1. Little kids on planes
I know kids have to travel too, but there are various situations in which children should be seen and not heard, and the aeroplane is one of those situations. there is nothing worse than being in a small enclosed space for an extended period of time, with nowhere to run or hide, and some bratty kid is screaming or crying or telling the entire plane about their thoughts on the in-flight movie or whatever. another thing annoying kids are good at is kicking the back of my damn seat. i feel like the last few times i have been on a plane, there has been some horrible child just kicking away at the back of my seat. now, i realise the parents of said children hold some blame in this, but i'll get to that later. bottom line: kids are annoying as hell on planes.
2. Lazy/ignorant parents on planes.
we all know the type. parents who stubbornly turn a blind eye to their kids' annoying behaviour (see above for detailed list), because they are too selfish to consider the comfort and sanity of other passengers. it's really not that hard to BE a freaking parent and tell your kid to stop kicking the seat in front of them, stop running up and down the aisles, stop throwing their toys, and shut the hell up.
on a related topic, there are also the parents who admittedly, get points for using their parenting skills, however these skills have a lot of room for improvement. it is one thing to tell your kids off in an inside voice. but please, do not scream at them. that's just as bad as your kid screaming.
3. People who stand up the second the plane lands, and proceed to stand in the aisles, acting like it's a big race to get off the plane.

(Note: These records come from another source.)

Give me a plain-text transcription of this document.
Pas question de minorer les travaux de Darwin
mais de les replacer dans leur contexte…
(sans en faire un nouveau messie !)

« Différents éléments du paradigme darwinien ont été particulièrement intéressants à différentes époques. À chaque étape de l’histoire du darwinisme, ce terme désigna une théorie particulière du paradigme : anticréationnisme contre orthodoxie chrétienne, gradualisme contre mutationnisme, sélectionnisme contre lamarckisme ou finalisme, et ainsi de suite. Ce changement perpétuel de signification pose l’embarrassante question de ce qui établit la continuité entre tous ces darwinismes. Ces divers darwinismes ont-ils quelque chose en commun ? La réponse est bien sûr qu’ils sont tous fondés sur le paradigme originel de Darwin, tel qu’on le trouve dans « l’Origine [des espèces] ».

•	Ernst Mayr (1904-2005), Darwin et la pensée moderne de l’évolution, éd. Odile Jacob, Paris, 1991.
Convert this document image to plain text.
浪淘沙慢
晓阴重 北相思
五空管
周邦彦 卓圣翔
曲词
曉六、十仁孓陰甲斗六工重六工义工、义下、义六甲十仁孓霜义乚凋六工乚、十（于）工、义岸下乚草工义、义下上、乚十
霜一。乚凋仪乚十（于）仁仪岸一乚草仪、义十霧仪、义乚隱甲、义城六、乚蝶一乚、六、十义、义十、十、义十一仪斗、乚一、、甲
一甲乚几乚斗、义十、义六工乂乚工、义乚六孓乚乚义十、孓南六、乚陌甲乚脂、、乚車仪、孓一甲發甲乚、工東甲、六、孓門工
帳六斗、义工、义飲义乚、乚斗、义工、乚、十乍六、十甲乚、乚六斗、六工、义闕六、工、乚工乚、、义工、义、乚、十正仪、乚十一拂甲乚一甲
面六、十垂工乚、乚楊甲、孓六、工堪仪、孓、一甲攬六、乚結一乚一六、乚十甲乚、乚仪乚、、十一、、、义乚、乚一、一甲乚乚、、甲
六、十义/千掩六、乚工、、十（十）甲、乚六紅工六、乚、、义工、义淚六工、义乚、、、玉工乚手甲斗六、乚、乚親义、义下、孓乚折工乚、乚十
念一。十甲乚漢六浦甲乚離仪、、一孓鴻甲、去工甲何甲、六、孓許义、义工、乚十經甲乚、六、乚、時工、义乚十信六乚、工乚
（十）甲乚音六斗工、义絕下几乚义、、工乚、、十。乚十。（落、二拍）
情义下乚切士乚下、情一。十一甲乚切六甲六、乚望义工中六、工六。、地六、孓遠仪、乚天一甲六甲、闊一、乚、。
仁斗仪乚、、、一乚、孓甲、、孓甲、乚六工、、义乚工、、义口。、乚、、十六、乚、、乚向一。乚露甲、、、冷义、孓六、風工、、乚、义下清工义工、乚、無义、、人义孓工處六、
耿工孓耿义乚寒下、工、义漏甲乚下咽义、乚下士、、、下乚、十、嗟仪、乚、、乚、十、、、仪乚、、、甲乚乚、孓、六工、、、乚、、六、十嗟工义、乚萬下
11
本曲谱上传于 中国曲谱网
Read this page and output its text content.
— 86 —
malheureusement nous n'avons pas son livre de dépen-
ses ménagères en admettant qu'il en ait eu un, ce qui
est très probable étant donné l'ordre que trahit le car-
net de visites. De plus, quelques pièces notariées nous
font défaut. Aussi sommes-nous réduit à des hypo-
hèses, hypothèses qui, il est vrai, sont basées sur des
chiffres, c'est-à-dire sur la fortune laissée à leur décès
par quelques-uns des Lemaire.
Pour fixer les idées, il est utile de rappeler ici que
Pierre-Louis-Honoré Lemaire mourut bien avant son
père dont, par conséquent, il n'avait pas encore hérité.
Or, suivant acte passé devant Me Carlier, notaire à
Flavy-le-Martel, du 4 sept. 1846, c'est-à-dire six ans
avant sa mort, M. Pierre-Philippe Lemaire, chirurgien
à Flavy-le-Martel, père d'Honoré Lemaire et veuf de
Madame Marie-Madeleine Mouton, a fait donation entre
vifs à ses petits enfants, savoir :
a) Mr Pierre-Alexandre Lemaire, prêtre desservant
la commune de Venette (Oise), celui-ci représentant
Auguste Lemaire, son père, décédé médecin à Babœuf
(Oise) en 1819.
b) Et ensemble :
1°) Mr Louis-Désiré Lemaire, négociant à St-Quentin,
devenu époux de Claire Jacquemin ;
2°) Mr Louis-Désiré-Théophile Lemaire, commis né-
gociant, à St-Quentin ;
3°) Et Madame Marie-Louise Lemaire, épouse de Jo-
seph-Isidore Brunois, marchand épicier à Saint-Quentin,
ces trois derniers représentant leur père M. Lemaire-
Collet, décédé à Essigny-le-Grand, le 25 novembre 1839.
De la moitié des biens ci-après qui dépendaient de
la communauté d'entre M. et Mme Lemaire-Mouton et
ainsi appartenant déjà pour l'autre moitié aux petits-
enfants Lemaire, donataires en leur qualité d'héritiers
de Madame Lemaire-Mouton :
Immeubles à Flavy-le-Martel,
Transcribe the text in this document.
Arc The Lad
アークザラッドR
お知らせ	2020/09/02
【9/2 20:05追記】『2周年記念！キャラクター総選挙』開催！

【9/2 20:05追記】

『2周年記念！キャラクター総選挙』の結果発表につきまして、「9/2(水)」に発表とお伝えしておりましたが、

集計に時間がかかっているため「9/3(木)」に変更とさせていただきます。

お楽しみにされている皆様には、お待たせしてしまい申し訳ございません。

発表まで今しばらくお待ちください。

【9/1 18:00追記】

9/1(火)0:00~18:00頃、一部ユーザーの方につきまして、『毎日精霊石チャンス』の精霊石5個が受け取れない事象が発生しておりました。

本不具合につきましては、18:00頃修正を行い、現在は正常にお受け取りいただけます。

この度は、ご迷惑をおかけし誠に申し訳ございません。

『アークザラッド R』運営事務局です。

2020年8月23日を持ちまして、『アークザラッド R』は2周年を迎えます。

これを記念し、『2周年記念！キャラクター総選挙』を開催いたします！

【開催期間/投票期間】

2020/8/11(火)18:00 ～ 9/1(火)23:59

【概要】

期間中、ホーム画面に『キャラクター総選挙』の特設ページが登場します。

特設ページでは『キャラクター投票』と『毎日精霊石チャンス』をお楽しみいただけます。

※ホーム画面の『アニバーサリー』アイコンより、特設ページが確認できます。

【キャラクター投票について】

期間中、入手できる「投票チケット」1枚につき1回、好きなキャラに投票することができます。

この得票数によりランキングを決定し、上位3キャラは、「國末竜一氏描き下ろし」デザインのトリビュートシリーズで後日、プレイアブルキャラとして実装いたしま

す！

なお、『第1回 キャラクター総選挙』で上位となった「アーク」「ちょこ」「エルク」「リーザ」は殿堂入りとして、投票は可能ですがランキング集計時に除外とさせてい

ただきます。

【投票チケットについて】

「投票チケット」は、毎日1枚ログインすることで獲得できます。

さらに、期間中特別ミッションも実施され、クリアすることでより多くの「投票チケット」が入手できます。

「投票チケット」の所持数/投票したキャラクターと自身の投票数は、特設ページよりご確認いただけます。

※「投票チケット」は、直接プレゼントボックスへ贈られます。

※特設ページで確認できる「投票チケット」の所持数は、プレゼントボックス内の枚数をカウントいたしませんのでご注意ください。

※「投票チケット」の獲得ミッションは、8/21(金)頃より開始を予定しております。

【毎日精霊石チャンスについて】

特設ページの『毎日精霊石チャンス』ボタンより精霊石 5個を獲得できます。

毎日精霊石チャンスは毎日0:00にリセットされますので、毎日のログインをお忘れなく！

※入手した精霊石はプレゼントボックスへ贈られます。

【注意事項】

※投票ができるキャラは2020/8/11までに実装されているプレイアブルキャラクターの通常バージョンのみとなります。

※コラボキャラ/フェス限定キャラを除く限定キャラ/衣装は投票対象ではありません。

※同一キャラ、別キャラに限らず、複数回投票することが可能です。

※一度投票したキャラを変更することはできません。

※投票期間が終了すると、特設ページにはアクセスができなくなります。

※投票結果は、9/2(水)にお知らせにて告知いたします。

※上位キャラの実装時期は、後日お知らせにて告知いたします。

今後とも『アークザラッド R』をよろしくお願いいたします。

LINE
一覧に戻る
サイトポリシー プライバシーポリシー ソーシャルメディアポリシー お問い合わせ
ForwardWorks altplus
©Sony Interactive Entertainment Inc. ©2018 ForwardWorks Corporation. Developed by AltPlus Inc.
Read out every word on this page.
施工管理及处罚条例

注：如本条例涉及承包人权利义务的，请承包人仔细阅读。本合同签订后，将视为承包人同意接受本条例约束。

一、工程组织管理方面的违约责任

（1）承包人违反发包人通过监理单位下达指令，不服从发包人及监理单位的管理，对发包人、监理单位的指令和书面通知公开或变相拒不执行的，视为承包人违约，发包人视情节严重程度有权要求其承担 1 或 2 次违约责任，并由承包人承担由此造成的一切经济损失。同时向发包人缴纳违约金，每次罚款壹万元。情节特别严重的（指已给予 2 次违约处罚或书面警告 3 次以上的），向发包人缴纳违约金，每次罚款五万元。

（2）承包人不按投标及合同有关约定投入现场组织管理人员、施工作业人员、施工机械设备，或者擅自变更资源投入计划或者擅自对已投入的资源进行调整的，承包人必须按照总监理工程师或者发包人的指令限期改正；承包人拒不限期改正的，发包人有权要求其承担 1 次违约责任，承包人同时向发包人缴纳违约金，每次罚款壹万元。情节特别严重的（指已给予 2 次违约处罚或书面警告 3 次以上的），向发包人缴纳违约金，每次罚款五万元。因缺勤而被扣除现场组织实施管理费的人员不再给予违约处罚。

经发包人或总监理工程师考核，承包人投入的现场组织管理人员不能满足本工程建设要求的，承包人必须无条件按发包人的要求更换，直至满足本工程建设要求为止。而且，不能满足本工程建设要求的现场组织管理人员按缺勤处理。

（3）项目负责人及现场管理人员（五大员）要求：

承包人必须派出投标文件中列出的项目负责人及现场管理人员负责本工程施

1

EVERYONE knows that you're not going to be able to get off the plane for a while, and yet EVERY SINGLE TIME, people feel the need to get out of their seats as soon as the seatbelt lights go off. WHY. sit the hell down and WAIT. seriously.
4. People who lean their chair all the way back in front of you, especially when you're using the food tray or watching a movie on the screen in the back of the chair. Yes, i know it's hard to get comfortable on planes and you need to sleep, but please have consideration for the people around you. they don't need to be squashed to a pulp/have their food spilled everywhere/be literally face-to-face with their tv screen just because you want to turn the plane into your personal bed.
5. People who talk really loudly on the plane, especially when the cabin lights have been dimmed. Okay, you're excited, we get it. but you don't need to broadcast your conversation to the entire world. people are trying to sleep, or watch movies, so keep it down.
6. People who knock on the toilet doors. Okay, there is a lock for a reason, and if you use your brain and your eyes you will see the 'occupied' sign or the red mark on the outside of the door that clearly indicates there is someone inside the toilet. you don't need to knock. that's just stupid.
7. People who don't lock the toilet doors. There's a lock for a reason, people. use it.